Most of all, however, he loves how he’s able to discuss things that are completely unrelated to P Chem with the professor after class when they’re grading papers together. How they talk about everything from epistemology to pop literature. He’s surprisingly well-read for such a goofball nerd, he thinks fondly. Most professors are married to their work, but somehow this one can maintain a living relationship outside of it.
Granted, his wife is just as brilliant, if not more so than he is, he thinks sourly. But that doesn’t mean a man can’t hope…
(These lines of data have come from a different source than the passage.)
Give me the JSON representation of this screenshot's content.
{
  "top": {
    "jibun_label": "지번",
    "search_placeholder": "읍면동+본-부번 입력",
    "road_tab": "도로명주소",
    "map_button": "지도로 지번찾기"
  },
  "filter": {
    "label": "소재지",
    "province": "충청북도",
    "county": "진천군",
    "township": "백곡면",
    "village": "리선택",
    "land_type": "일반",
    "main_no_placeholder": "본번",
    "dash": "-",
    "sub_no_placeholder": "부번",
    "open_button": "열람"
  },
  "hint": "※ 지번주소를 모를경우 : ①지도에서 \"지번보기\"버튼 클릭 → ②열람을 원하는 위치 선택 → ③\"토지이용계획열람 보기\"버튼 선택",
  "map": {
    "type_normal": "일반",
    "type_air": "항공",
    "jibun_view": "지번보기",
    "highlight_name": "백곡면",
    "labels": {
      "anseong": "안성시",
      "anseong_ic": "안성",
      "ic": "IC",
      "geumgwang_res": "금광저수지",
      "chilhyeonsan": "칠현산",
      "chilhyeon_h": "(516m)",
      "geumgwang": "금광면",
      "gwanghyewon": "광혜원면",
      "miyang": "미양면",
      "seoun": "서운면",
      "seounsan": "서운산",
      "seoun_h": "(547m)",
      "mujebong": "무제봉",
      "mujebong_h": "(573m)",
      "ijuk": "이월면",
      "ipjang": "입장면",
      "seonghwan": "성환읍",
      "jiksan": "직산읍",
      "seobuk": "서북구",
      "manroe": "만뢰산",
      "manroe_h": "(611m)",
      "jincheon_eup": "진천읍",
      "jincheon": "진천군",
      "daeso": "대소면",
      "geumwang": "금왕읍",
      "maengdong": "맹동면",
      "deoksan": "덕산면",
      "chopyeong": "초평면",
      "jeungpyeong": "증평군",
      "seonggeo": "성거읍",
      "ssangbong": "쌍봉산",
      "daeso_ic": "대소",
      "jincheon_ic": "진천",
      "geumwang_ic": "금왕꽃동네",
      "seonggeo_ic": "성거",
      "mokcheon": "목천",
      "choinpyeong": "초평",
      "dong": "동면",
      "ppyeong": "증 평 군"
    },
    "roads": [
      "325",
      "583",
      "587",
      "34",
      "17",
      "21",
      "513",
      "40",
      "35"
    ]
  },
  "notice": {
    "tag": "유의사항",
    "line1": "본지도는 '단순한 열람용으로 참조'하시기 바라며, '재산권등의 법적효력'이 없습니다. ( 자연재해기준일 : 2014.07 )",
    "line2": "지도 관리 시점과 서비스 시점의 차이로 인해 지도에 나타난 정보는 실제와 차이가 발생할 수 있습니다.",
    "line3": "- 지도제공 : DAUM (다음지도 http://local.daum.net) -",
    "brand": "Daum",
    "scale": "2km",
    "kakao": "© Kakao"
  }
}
In the end, they all meet in some way or another. But they don’t often have the opportunity to talk, to develop into something more profound. Nevertheless, even the most casual of meet-cutes end up leaving its imprint.
A light caress across the shoulder. A sudden shiver in the belly. A small ache in the elbow.
They are unconventional, yes, but they’re also guaranteed something meaningful, one way or another.